純白の恋人ー9

「紫苑さん…遊びは…ここまでです…」
 
 
「遊びなんかで…女性とキスなんかしないよ…僕は…」
 
 
 紫苑の気まぐれに付き合えるのはここまでだと呟いたあやかに、紫苑は、遊びなんかで女性とキスなどしないと答え、再びあやかに口付ける。
 
 
「やめてください…こんなところで…」
 
 
「こんなところじゃなければいいのかい…?」
 
 
 車の中、しかも、運転手がいるという状況で、キスされたことに戸惑うあやかに、紫苑はこういう場所でなければいいのかと問いかけ、運転手に行き先の変更を告げる。
 
 
「どこへ…連れて行くのですか…?」
 
 
 いきなり行き先の変更を告げられ、あやかはどこへ連れて行くのかと紫苑に訊ねる。
「君とそういう事をするのにふさわしい場所だよ…」
 
 
 どこへ連れて行くのかというあやかの問いに、紫苑は、あやかとそういう事をするのにふさわしい場所へと連れて行くのだと答える。
 
 
 そうこうしているうちに、紫苑とあやかを乗せたリムジンはとある高級ホテルの玄関へと辿り着く。
 
 
「さぁ、降りて。行こうか?」
 
 
 ホテルのドアマンにドアを開けてもらい、リムジンを降りた紫苑は、戸惑うあやかに、手を差し出し、行こうかと笑いかける。
 
 
 その手を振り払っては紫苑の体面に傷がつくと思ったあやかは、紫苑の差し出した手を取ると、紫苑と共にホテルの中へと入っていく。
 
 
「ここで少し待っていてください…」
 
 
 ホテルのロビーに着いた紫苑は、あやかをロビーのソファーに座らせると、ここで少し待っているよう言い残すと、フロントへと向かっていった。

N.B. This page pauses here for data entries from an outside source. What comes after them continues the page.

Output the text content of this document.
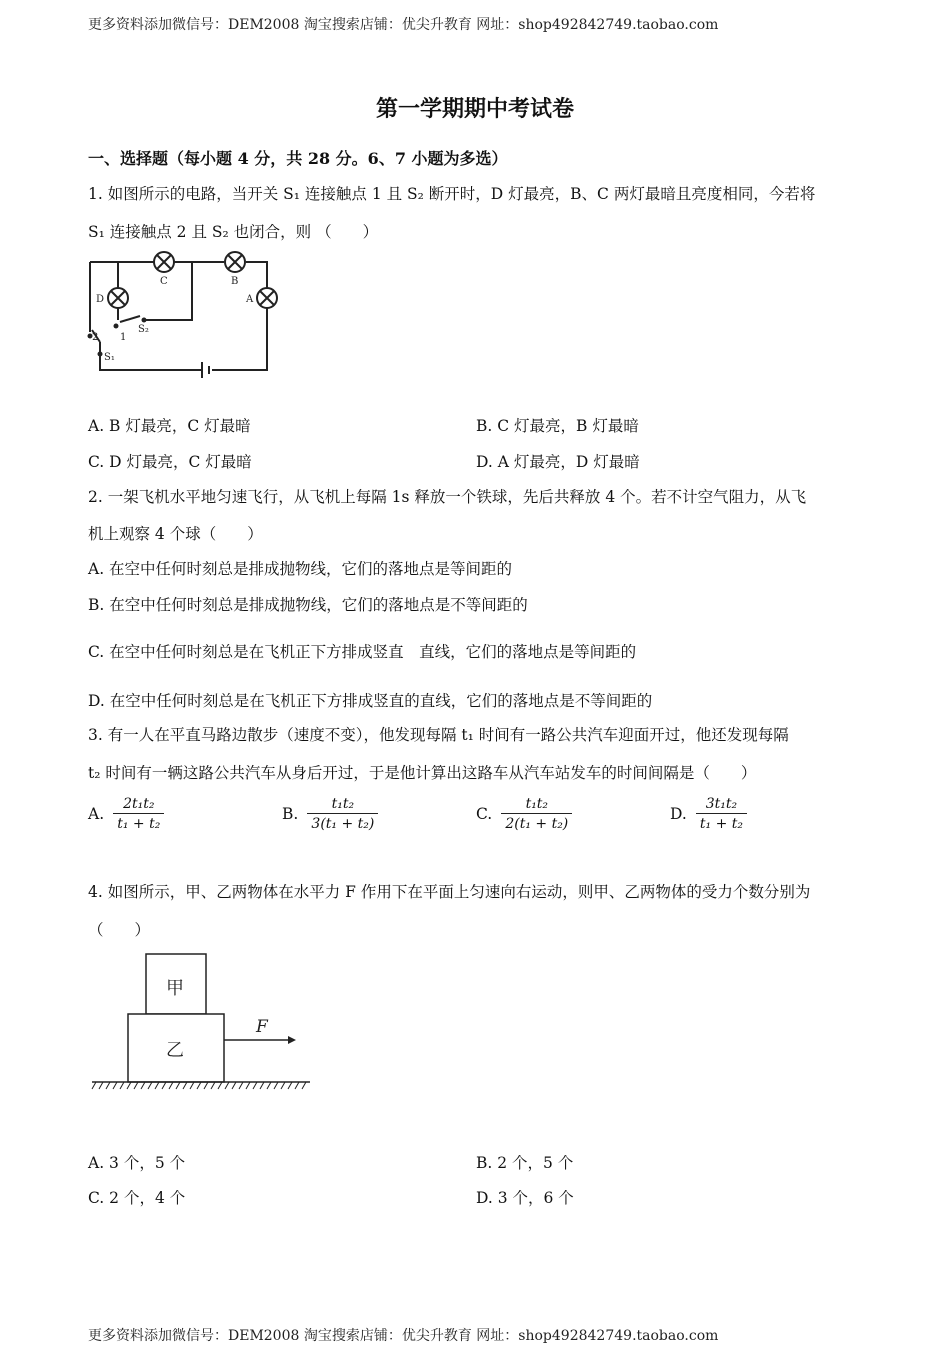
更多资料添加微信号：DEM2008 淘宝搜索店铺：优尖升教育 网址：shop492842749.taobao.com
第一学期期中考试卷
一、选择题（每小题 4 分，共 28 分。6、7 小题为多选）
1. 如图所示的电路，当开关 S₁ 连接触点 1 且 S₂ 断开时，D 灯最亮，B、C 两灯最暗且亮度相同，今若将
S₁ 连接触点 2 且 S₂ 也闭合，则 （　　）
C	B
D	A
2 1
S₂
S₁
A. B 灯最亮，C 灯最暗	B. C 灯最亮，B 灯最暗
C. D 灯最亮，C 灯最暗	D. A 灯最亮，D 灯最暗
2. 一架飞机水平地匀速飞行，从飞机上每隔 1s 释放一个铁球，先后共释放 4 个。若不计空气阻力，从飞
机上观察 4 个球（　　）
A. 在空中任何时刻总是排成抛物线，它们的落地点是等间距的
B. 在空中任何时刻总是排成抛物线，它们的落地点是不等间距的
C. 在空中任何时刻总是在飞机正下方排成竖直　直线，它们的落地点是等间距的
D. 在空中任何时刻总是在飞机正下方排成竖直的直线，它们的落地点是不等间距的
3. 有一人在平直马路边散步（速度不变），他发现每隔 t₁ 时间有一路公共汽车迎面开过，他还发现每隔
t₂ 时间有一辆这路公共汽车从身后开过，于是他计算出这路车从汽车站发车的时间间隔是（　　）
A. $\frac{\text{2t₁t₂}}{\text{t₁ + t₂}}$	B. $\frac{\text{t₁t₂}}{\text{3(t₁ + t₂)}}$	C. $\frac{\text{t₁t₂}}{\text{2(t₁ + t₂)}}$	D. $\frac{\text{3t₁t₂}}{\text{t₁ + t₂}}$
4. 如图所示，甲、乙两物体在水平力 F 作用下在平面上匀速向右运动，则甲、乙两物体的受力个数分别为
（　　）
F
甲
乙
A. 3 个，5 个	B. 2 个，5 个
C. 2 个，4 个	D. 3 个，6 个
更多资料添加微信号：DEM2008 淘宝搜索店铺：优尖升教育 网址：shop492842749.taobao.com
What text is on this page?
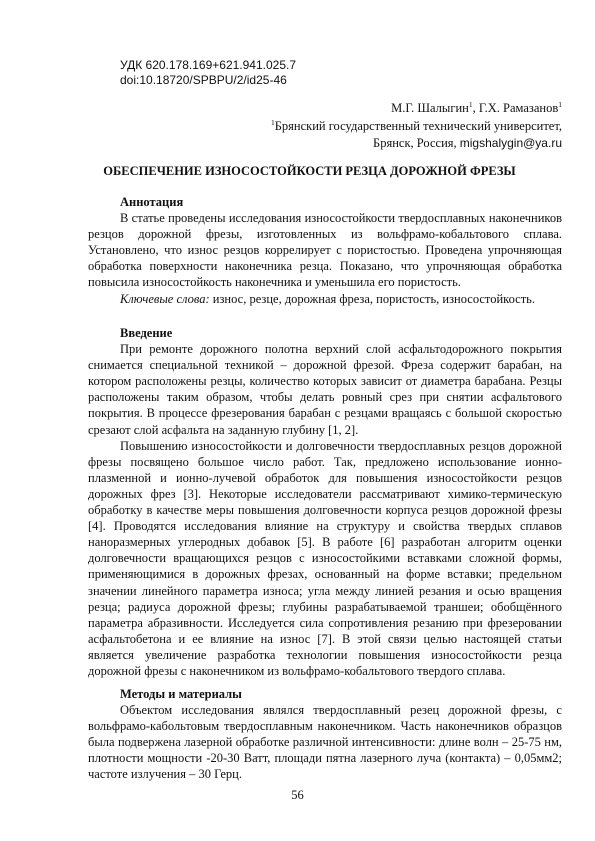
УДК 620.178.169+621.941.025.7
doi:10.18720/SPBPU/2/id25-46
М.Г. Шалыгин$^1$, Г.Х. Рамазанов$^1$
$^1$Брянский государственный технический университет,
Брянск, Россия, migshalygin@ya.ru
ОБЕСПЕЧЕНИЕ ИЗНОСОСТОЙКОСТИ РЕЗЦА ДОРОЖНОЙ ФРЕЗЫ
Аннотация

В статье проведены исследования износостойкости твердосплавных наконечников резцов дорожной фрезы, изготовленных из вольфрамо-кобальтового сплава. Установлено, что износ резцов коррелирует с пористостью. Проведена упрочняющая обработка поверхности наконечника резца. Показано, что упрочняющая обработка повысила износостойкость наконечника и уменьшила его пористость.

Ключевые слова: износ, резце, дорожная фреза, пористость, износостойкость.

Введение

При ремонте дорожного полотна верхний слой асфальтодорожного покрытия снимается специальной техникой – дорожной фрезой. Фреза содержит барабан, на котором расположены резцы, количество которых зависит от диаметра барабана. Резцы расположены таким образом, чтобы делать ровный срез при снятии асфальтового покрытия. В процессе фрезерования барабан с резцами вращаясь с большой скоростью срезают слой асфальта на заданную глубину [1, 2].

Повышению износостойкости и долговечности твердосплавных резцов дорожной фрезы посвящено большое число работ. Так, предложено использование ионно-плазменной и ионно-лучевой обработок для повышения износостойкости резцов дорожных фрез [3]. Некоторые исследователи рассматривают химико-термическую обработку в качестве меры повышения долговечности корпуса резцов дорожной фрезы [4]. Проводятся исследования влияние на структуру и свойства твердых сплавов наноразмерных углеродных добавок [5]. В работе [6] разработан алгоритм оценки долговечности вращающихся резцов с износостойкими вставками сложной формы, применяющимися в дорожных фрезах, основанный на форме вставки; предельном значении линейного параметра износа; угла между линией резания и осью вращения резца; радиуса дорожной фрезы; глубины разрабатываемой траншеи; обобщённого параметра абразивности. Исследуется сила сопротивления резанию при фрезеровании асфальтобетона и ее влияние на износ [7]. В этой связи целью настоящей статьи является увеличение разработка технологии повышения износостойкости резца дорожной фрезы с наконечником из вольфрамо-кобальтового твердого сплава.

Методы и материалы

Объектом исследования являлся твердосплавный резец дорожной фрезы, с вольфрамо-кабольтовым твердосплавным наконечником. Часть наконечников образцов была подвержена лазерной обработке различной интенсивности: длине волн – 25-75 нм, плотности мощности -20-30 Ватт, площади пятна лазерного луча (контакта) – 0,05мм2; частоте излучения – 30 Герц.

56
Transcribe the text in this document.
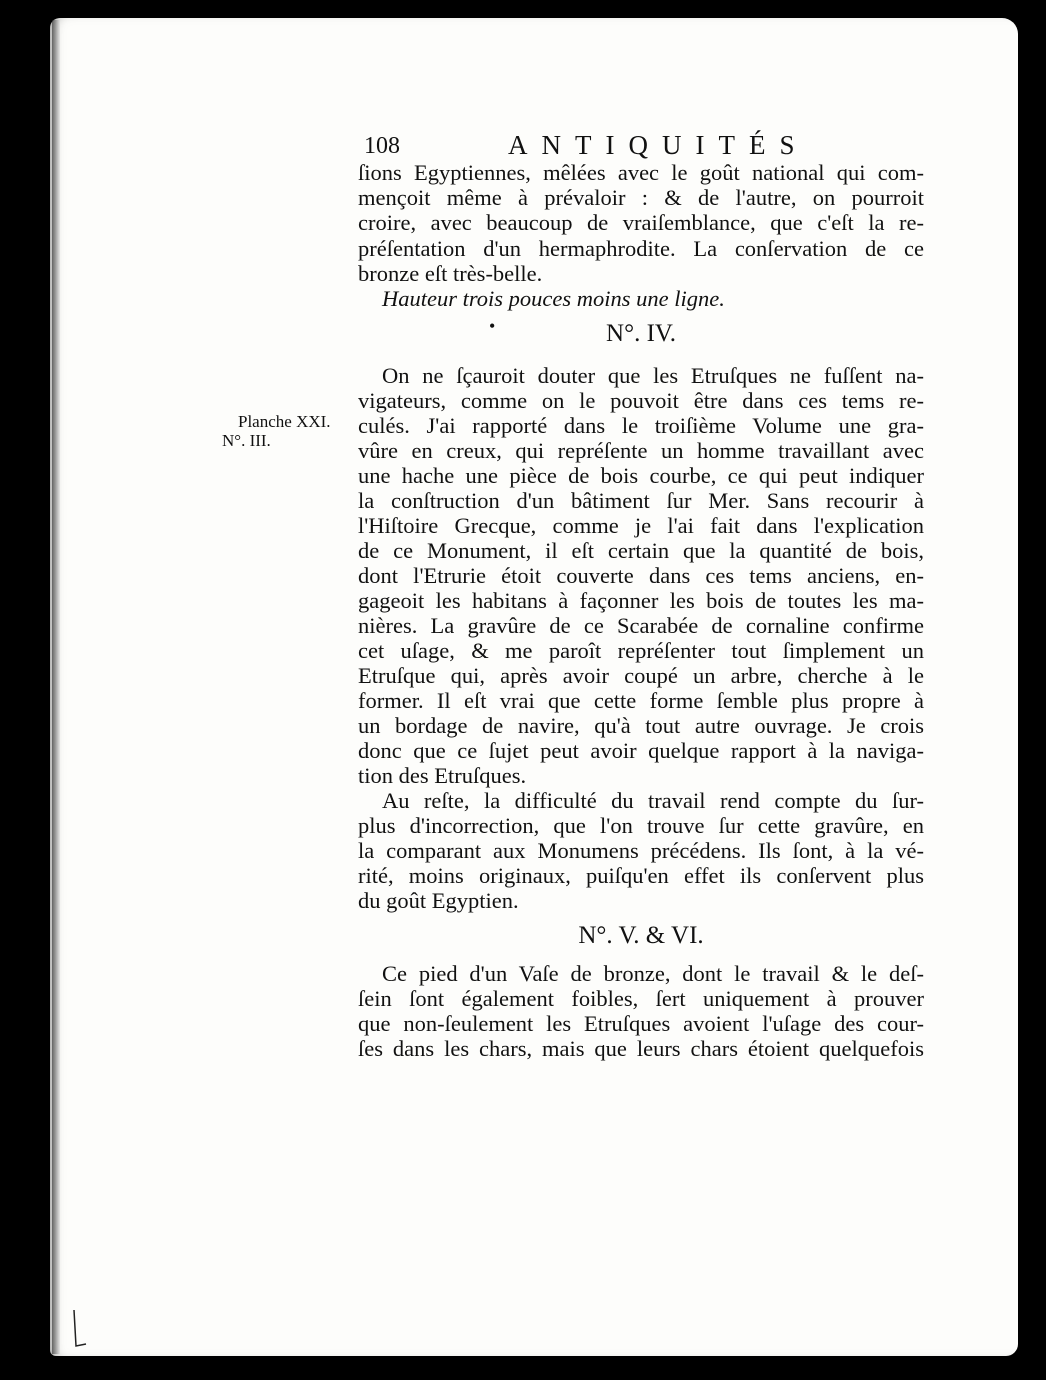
108	ANTIQUITÉS
ſions Egyptiennes, mêlées avec le goût national qui com-
mençoit même à prévaloir : & de l'autre, on pourroit
croire, avec beaucoup de vraiſemblance, que c'eſt la re-
préſentation d'un hermaphrodite. La conſervation de ce
bronze eſt très-belle.
Hauteur trois pouces moins une ligne.
•	N°. IV.
Planche XXI.
N°. III.
On ne ſçauroit douter que les Etruſques ne fuſſent na-
vigateurs, comme on le pouvoit être dans ces tems re-
culés. J'ai rapporté dans le troiſième Volume une gra-
vûre en creux, qui repréſente un homme travaillant avec
une hache une pièce de bois courbe, ce qui peut indiquer
la conſtruction d'un bâtiment ſur Mer. Sans recourir à
l'Hiſtoire Grecque, comme je l'ai fait dans l'explication
de ce Monument, il eſt certain que la quantité de bois,
dont l'Etrurie étoit couverte dans ces tems anciens, en-
gageoit les habitans à façonner les bois de toutes les ma-
nières. La gravûre de ce Scarabée de cornaline confirme
cet uſage, & me paroît repréſenter tout ſimplement un
Etruſque qui, après avoir coupé un arbre, cherche à le
former. Il eſt vrai que cette forme ſemble plus propre à
un bordage de navire, qu'à tout autre ouvrage. Je crois
donc que ce ſujet peut avoir quelque rapport à la naviga-
tion des Etruſques.
Au reſte, la difficulté du travail rend compte du ſur-
plus d'incorrection, que l'on trouve ſur cette gravûre, en
la comparant aux Monumens précédens. Ils ſont, à la vé-
rité, moins originaux, puiſqu'en effet ils conſervent plus
du goût Egyptien.
N°. V. & VI.
Ce pied d'un Vaſe de bronze, dont le travail & le deſ-
ſein ſont également foibles, ſert uniquement à prouver
que non-ſeulement les Etruſques avoient l'uſage des cour-
ſes dans les chars, mais que leurs chars étoient quelquefois
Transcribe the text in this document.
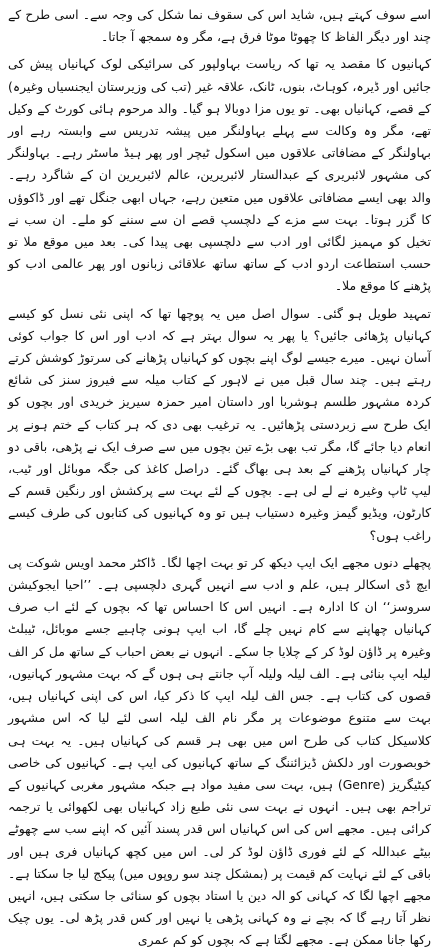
اسے سوف کہتے ہیں، شاید اس کی سقوف نما شکل کی وجہ سے۔ اسی طرح کے چند اور دیگر الفاظ کا چھوٹا موٹا فرق ہے، مگر وہ سمجھ آ جاتا۔

کہانیوں کا مقصد یہ تھا کہ ریاست بہاولپور کی سرائیکی لوک کہانیاں پیش کی جائیں اور ڈیرہ، کوہاٹ، بنوں، ٹانک، علاقہ غیر (تب کی وزیرستان ایجنسیاں وغیرہ) کے قصے، کہانیاں بھی۔ تو یوں مزا دوبالا ہو گیا۔ والد مرحوم ہائی کورٹ کے وکیل تھے، مگر وہ وکالت سے پہلے بہاولنگر میں پیشہ تدریس سے وابستہ رہے اور بہاولنگر کے مضافاتی علاقوں میں اسکول ٹیچر اور پھر ہیڈ ماسٹر رہے۔ بہاولنگر کی مشہور لائبریری کے عبدالستار لائبریرین، عالم لائبریرین ان کے شاگرد رہے۔ والد بھی ایسے مضافاتی علاقوں میں متعین رہے، جہاں ابھی جنگل تھے اور ڈاکوؤں کا گزر ہوتا۔ بہت سے مزے کے دلچسپ قصے ان سے سننے کو ملے۔ ان سب نے تخیل کو مہمیز لگائی اور ادب سے دلچسپی بھی پیدا کی۔ بعد میں موقع ملا تو حسب استطاعت اردو ادب کے ساتھ ساتھ علاقائی زبانوں اور پھر عالمی ادب کو پڑھنے کا موقع ملا۔

تمہید طویل ہو گئی۔ سوال اصل میں یہ پوچھا تھا کہ اپنی نئی نسل کو کیسے کہانیاں پڑھائی جائیں؟ یا پھر یہ سوال بہتر ہے کہ ادب اور اس کا جواب کوئی آسان نہیں۔ میرے جیسے لوگ اپنے بچوں کو کہانیاں پڑھانے کی سرتوڑ کوشش کرتے رہتے ہیں۔ چند سال قبل میں نے لاہور کے کتاب میلہ سے فیروز سنز کی شائع کردہ مشہور طلسم ہوشربا اور داستان امیر حمزہ سیریز خریدی اور بچوں کو ایک طرح سے زبردستی پڑھائیں۔ یہ ترغیب بھی دی کہ ہر کتاب کے ختم ہونے پر انعام دیا جائے گا، مگر تب بھی بڑے تین بچوں میں سے صرف ایک نے پڑھی، باقی دو چار کہانیاں پڑھنے کے بعد ہی بھاگ گئے۔ دراصل کاغذ کی جگہ موبائل اور ٹیب، لیپ ٹاپ وغیرہ نے لے لی ہے۔ بچوں کے لئے بہت سے پرکشش اور رنگین قسم کے کارٹون، ویڈیو گیمز وغیرہ دستیاب ہیں تو وہ کہانیوں کی کتابوں کی طرف کیسے راغب ہوں؟

پچھلے دنوں مجھے ایک ایپ دیکھ کر تو بہت اچھا لگا۔ ڈاکٹر محمد اویس شوکت پی ایچ ڈی اسکالر ہیں، علم و ادب سے انہیں گہری دلچسپی ہے۔ ’’احیا ایجوکیشن سروسز‘‘ ان کا ادارہ ہے۔ انہیں اس کا احساس تھا کہ بچوں کے لئے اب صرف کہانیاں چھاپنے سے کام نہیں چلے گا، اب ایپ ہونی چاہیے جسے موبائل، ٹیبلٹ وغیرہ پر ڈاؤن لوڈ کر کے چلایا جا سکے۔ انہوں نے بعض احباب کے ساتھ مل کر الف لیلہ ایپ بنائی ہے۔ الف لیلہ ولیلہ آپ جانتے ہی ہوں گے کہ بہت مشہور کہانیوں، قصوں کی کتاب ہے۔ جس الف لیلہ ایپ کا ذکر کیا، اس کی اپنی کہانیاں ہیں، بہت سے متنوع موضوعات پر مگر نام الف لیلہ اسی لئے لیا کہ اس مشہور کلاسیکل کتاب کی طرح اس میں بھی ہر قسم کی کہانیاں ہیں۔ یہ بہت ہی خوبصورت اور دلکش ڈیزائننگ کے ساتھ کہانیوں کی ایپ ہے۔ کہانیوں کی خاصی کیٹیگریز (Genre) ہیں، بہت سی مفید مواد ہے جبکہ مشہور مغربی کہانیوں کے تراجم بھی ہیں۔ انہوں نے بہت سی نئی طبع زاد کہانیاں بھی لکھوائی یا ترجمہ کرائی ہیں۔ مجھے اس کی اس کہانیاں اس قدر پسند آئیں کہ اپنے سب سے چھوٹے بیٹے عبداللہ کے لئے فوری ڈاؤن لوڈ کر لی۔ اس میں کچھ کہانیاں فری ہیں اور باقی کے لئے نہایت کم قیمت پر (بمشکل چند سو روپوں میں) پیکج لیا جا سکتا ہے۔ مجھے اچھا لگا کہ کہانی کو الہ دین یا استاد بچوں کو سنائی جا سکتی ہیں، انہیں نظر آتا رہے گا کہ بچے نے وہ کہانی پڑھی یا نہیں اور کس قدر پڑھ لی۔ یوں چیک رکھا جانا ممکن ہے۔ مجھے لگتا ہے کہ بچوں کو کم عمری
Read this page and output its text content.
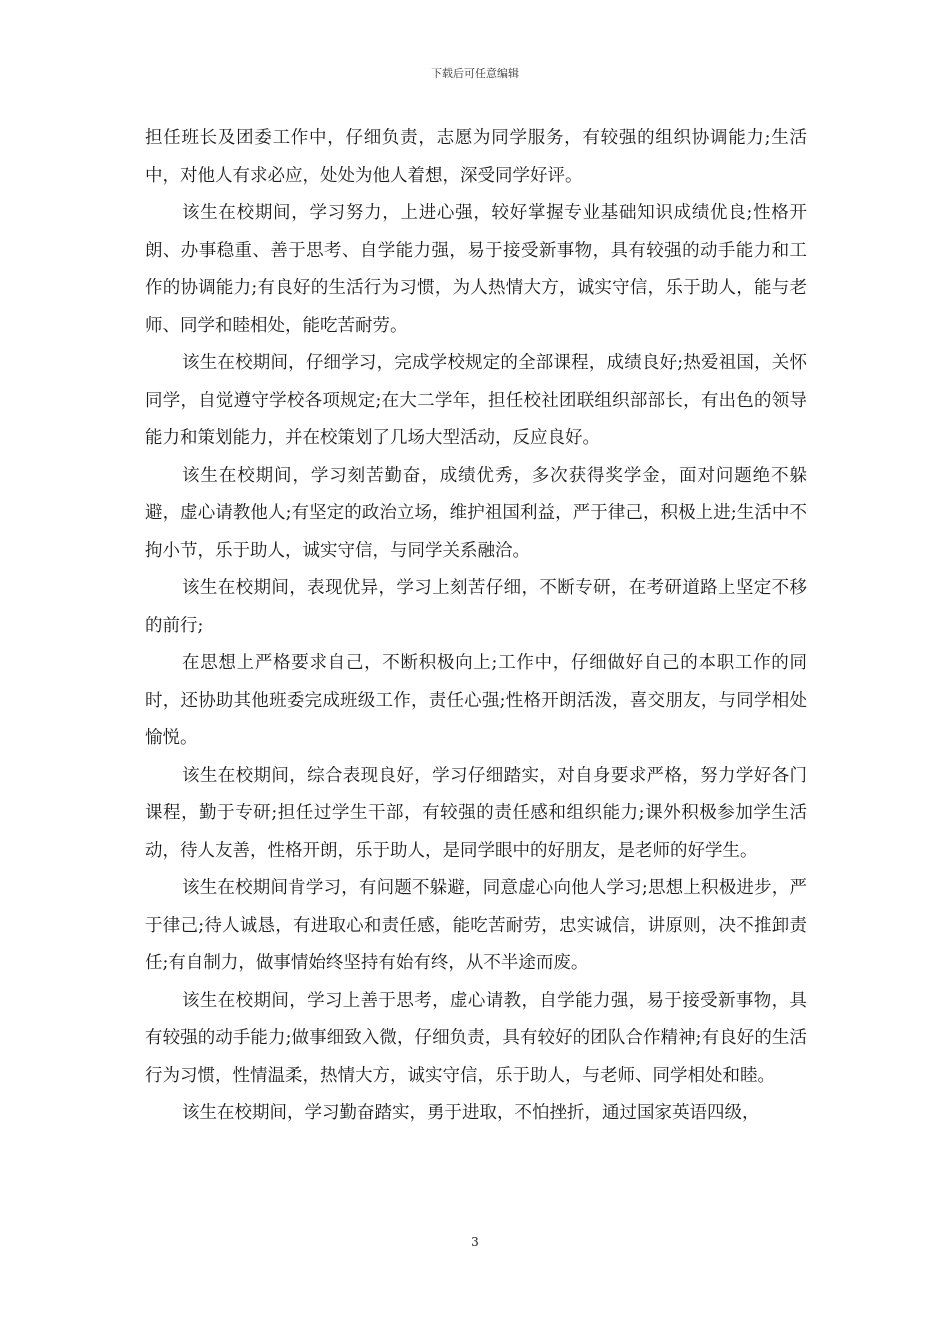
下载后可任意编辑

担任班长及团委工作中，仔细负责，志愿为同学服务，有较强的组织协调能力;生活中，对他人有求必应，处处为他人着想，深受同学好评。

该生在校期间，学习努力，上进心强，较好掌握专业基础知识成绩优良;性格开朗、办事稳重、善于思考、自学能力强，易于接受新事物，具有较强的动手能力和工作的协调能力;有良好的生活行为习惯，为人热情大方，诚实守信，乐于助人，能与老师、同学和睦相处，能吃苦耐劳。

该生在校期间，仔细学习，完成学校规定的全部课程，成绩良好;热爱祖国，关怀同学，自觉遵守学校各项规定;在大二学年，担任校社团联组织部部长，有出色的领导能力和策划能力，并在校策划了几场大型活动，反应良好。

该生在校期间，学习刻苦勤奋，成绩优秀，多次获得奖学金，面对问题绝不躲避，虚心请教他人;有坚定的政治立场，维护祖国利益，严于律己，积极上进;生活中不拘小节，乐于助人，诚实守信，与同学关系融洽。

该生在校期间，表现优异，学习上刻苦仔细，不断专研，在考研道路上坚定不移的前行;

在思想上严格要求自己，不断积极向上;工作中，仔细做好自己的本职工作的同时，还协助其他班委完成班级工作，责任心强;性格开朗活泼，喜交朋友，与同学相处愉悦。

该生在校期间，综合表现良好，学习仔细踏实，对自身要求严格，努力学好各门课程，勤于专研;担任过学生干部，有较强的责任感和组织能力;课外积极参加学生活动，待人友善，性格开朗，乐于助人，是同学眼中的好朋友，是老师的好学生。

该生在校期间肯学习，有问题不躲避，同意虚心向他人学习;思想上积极进步，严于律己;待人诚恳，有进取心和责任感，能吃苦耐劳，忠实诚信，讲原则，决不推卸责任;有自制力，做事情始终坚持有始有终，从不半途而废。

该生在校期间，学习上善于思考，虚心请教，自学能力强，易于接受新事物，具有较强的动手能力;做事细致入微，仔细负责，具有较好的团队合作精神;有良好的生活行为习惯，性情温柔，热情大方，诚实守信，乐于助人，与老师、同学相处和睦。

该生在校期间，学习勤奋踏实，勇于进取，不怕挫折，通过国家英语四级，

3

 ロビーで紫苑を待つことになったあやかは、いまから起きる事をについて色々考えていた。キスは済ませてしまったし、こういうところに来てまですることといったらやっぱりそういう事なのかという考えが過る。
 
 
「お待たせしました…行きましょう…」
 
 
 あやかが色々考えていたら、フロントに行っていた紫苑があやかのもとに戻ってきて、あやかに行こうかと声を掛けてきた。
 
 
 紫苑に手を取られ、腰を支えてもらいながら歩き出したあやかは、かつてないほどにときめいているのを感じていた。しかし、自分と住む世界の違う人間のすることだからあまり期待しないよう自分に言い聞かせる。
 
 
「緊張しないで…悪いようにはしないから…」
 
 
 部屋へと向かうエレベーターの中、緊張に身を震わせるあやかに、紫苑は、悪いようにはしないから緊張しなくてもいいと声を掛ける。
 その言葉に、あやかは、いまから始まる時間に身を震わせる。